New research published in the journal Psychological Science shows that people who were taught to read by receiving explicit instructions on the relationship between sounds and spelling experienced a dramatic improvement compared to learners who discovered this relationship naturally through the reading process. These results contribute to an ongoing debate about how best to teach children to read.

A team of researchers from Royal Holloway, University of London, tested both techniques on a group of 48 adults who, over an intensive two-week period, were taught to read a new language that was printed in unfamiliar symbols.

One half of the participants learned spelling-to-sound and spelling-to-meaning regularities solely through experience with reading the novel words during training. The other half received a brief session of explicit instruction on these regularities before training commenced. At the end of the two-week period, both groups were given reading tests to gauge how well they had learned the new language.

“Our results were really striking. By the end of the two weeks, virtually all learners who had received explicit instruction were able to read words printed in the unfamiliar symbols,” said Kathleen Rastle, a researcher at Royal Holloway and lead author on the paper.

In contrast, despite up to 18 hours of experience with the new language, less than 25% of the “discovery learners” reached the same standard, and some showed very poor learning.

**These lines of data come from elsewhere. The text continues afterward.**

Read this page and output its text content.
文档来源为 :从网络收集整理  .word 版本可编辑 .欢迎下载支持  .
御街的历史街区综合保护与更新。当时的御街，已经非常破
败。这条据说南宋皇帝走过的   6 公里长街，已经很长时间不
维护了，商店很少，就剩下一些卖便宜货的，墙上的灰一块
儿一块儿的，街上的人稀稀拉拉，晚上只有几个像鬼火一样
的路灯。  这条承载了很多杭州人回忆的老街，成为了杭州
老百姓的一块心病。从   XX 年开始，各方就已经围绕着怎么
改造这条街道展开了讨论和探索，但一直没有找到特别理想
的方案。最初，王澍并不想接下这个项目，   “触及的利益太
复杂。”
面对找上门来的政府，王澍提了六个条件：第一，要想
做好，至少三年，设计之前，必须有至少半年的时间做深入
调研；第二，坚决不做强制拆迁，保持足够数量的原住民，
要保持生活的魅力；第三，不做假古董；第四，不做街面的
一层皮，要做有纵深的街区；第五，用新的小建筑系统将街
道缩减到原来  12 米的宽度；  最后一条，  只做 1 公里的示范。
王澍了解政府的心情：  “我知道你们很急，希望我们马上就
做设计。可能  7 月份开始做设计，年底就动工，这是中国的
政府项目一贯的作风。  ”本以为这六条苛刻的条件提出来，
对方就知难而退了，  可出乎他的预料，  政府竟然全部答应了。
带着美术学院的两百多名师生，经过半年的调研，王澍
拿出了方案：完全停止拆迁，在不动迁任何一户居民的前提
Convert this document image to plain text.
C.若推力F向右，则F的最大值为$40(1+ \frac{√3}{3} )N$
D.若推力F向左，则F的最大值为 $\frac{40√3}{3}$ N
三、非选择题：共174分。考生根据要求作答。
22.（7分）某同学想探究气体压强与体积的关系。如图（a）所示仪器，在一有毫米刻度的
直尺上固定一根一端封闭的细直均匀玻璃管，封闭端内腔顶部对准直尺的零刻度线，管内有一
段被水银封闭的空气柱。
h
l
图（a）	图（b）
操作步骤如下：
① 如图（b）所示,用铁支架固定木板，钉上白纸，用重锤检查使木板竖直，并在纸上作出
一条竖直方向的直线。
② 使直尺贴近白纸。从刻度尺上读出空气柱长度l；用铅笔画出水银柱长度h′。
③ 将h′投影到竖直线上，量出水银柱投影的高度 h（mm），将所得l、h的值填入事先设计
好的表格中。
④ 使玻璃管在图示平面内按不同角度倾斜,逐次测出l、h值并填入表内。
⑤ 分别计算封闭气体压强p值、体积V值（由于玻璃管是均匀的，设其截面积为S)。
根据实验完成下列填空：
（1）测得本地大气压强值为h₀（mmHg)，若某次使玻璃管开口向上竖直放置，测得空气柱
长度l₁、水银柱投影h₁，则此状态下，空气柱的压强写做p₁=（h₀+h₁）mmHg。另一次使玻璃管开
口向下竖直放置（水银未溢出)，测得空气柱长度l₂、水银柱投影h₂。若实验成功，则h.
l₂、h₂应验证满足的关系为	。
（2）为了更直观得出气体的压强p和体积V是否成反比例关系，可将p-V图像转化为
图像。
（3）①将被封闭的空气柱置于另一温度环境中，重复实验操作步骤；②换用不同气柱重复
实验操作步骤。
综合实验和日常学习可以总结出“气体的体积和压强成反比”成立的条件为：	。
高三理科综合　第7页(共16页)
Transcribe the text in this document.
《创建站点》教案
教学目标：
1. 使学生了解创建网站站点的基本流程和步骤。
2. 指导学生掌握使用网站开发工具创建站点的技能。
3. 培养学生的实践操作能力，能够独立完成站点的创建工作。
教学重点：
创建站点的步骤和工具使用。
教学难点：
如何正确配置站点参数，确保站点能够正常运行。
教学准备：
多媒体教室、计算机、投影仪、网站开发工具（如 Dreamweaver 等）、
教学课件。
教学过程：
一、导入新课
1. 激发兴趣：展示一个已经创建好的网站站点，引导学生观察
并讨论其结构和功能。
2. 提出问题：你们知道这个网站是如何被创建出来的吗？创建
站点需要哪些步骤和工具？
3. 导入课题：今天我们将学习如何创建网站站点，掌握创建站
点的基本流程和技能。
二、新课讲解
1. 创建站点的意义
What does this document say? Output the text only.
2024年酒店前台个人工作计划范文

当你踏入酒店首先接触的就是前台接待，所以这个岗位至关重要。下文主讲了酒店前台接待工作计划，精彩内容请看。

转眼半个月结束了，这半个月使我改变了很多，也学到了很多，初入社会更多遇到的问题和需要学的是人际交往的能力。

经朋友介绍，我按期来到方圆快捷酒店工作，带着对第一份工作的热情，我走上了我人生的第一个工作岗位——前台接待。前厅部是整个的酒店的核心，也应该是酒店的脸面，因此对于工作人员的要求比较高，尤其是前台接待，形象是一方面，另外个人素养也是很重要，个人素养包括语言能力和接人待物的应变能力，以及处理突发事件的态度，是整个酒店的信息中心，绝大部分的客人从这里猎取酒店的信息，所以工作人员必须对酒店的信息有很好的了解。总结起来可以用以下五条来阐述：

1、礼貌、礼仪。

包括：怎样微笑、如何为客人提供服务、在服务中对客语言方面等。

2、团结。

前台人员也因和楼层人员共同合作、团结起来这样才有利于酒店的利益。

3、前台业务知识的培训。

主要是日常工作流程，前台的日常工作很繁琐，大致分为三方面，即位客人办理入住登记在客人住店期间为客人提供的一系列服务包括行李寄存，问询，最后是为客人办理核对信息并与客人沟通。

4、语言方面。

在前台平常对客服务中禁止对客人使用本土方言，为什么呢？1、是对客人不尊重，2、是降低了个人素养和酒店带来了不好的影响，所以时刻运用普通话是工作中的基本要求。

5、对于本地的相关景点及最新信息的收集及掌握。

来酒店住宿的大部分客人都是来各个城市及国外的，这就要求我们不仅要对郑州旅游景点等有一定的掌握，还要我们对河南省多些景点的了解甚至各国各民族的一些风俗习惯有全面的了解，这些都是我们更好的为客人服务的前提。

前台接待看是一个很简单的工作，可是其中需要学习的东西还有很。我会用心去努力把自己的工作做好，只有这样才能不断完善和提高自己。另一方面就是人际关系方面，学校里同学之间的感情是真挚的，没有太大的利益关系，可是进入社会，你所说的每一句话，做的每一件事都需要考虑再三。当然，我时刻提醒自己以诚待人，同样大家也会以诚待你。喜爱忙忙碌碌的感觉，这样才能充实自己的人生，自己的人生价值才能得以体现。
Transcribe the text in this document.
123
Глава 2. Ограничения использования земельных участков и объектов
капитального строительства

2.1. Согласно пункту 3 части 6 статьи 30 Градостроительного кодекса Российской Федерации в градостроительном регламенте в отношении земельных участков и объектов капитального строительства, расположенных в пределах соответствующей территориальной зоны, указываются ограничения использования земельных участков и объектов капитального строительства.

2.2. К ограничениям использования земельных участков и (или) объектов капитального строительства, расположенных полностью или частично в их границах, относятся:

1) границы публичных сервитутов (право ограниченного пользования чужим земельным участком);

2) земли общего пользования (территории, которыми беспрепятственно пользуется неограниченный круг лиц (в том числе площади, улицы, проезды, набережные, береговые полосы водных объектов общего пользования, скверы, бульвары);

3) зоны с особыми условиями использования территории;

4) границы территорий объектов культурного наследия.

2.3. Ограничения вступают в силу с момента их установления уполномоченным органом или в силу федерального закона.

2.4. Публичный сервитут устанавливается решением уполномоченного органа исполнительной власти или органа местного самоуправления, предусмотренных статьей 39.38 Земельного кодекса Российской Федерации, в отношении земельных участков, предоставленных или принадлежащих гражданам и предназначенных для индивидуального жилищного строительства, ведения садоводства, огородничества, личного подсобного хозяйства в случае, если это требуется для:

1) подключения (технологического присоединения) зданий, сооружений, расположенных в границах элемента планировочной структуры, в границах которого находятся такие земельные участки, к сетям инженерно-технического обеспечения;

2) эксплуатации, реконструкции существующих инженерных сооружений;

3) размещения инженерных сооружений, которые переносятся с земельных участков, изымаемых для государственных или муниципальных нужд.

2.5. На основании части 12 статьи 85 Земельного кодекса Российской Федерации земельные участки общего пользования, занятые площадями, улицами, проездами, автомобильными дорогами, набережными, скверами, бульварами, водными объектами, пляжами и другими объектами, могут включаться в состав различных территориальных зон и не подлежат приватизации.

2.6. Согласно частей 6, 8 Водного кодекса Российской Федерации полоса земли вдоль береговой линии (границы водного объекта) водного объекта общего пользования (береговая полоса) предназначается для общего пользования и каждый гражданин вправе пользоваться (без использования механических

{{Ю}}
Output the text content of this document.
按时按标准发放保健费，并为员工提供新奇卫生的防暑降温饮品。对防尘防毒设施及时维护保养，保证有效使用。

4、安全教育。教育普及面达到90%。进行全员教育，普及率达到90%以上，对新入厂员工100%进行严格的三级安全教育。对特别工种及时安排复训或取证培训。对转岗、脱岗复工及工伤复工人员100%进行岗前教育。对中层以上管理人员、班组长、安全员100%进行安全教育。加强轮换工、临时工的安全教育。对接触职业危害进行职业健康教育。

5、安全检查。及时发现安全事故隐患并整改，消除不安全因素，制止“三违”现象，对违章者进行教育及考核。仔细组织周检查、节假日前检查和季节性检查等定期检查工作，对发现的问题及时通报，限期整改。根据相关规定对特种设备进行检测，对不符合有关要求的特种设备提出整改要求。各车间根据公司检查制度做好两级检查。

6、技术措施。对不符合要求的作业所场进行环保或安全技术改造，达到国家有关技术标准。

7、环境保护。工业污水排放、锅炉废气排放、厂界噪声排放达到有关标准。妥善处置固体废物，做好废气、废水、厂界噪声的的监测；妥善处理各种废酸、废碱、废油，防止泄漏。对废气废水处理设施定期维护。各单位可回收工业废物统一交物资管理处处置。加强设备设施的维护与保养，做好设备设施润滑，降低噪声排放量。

“Reading is the foundation for children’s learning throughout their schooling; for this reason, the learning loss that we are seeing is very concerning and has the potential for lifelong consequences,” said Rastle. “The provision of evidence-based instructional methods has never been more important. Our research highlights the significance of explicit instruction in ensuring that all pupils have the opportunity to develop strong reading skills.”

Abstract of the study:

There is profound and long-standing debate over the role of explicit instruction in reading acquisition. In this research, we investigated the impact of teaching regularities in the writing system explicitly rather than relying on learners to discover these regularities through text experience alone. Over 10 days, 48 adults learned to read novel words printed in two artificial writing systems. One group learned spelling-to-sound and spelling-to-meaning regularities solely through experience with the novel words, whereas the other group received a brief session of explicit instruction on these regularities before training commenced. Results showed that virtually all participants who received instruction performed at ceiling on tests that probed generalization of underlying regularities. In contrast, despite up to 18 hr of training on the novel words, less than 25% of discovery learners performed on par with those who received instruction. These findings illustrate the dramatic impact of teaching method on outcomes during reading acquisition.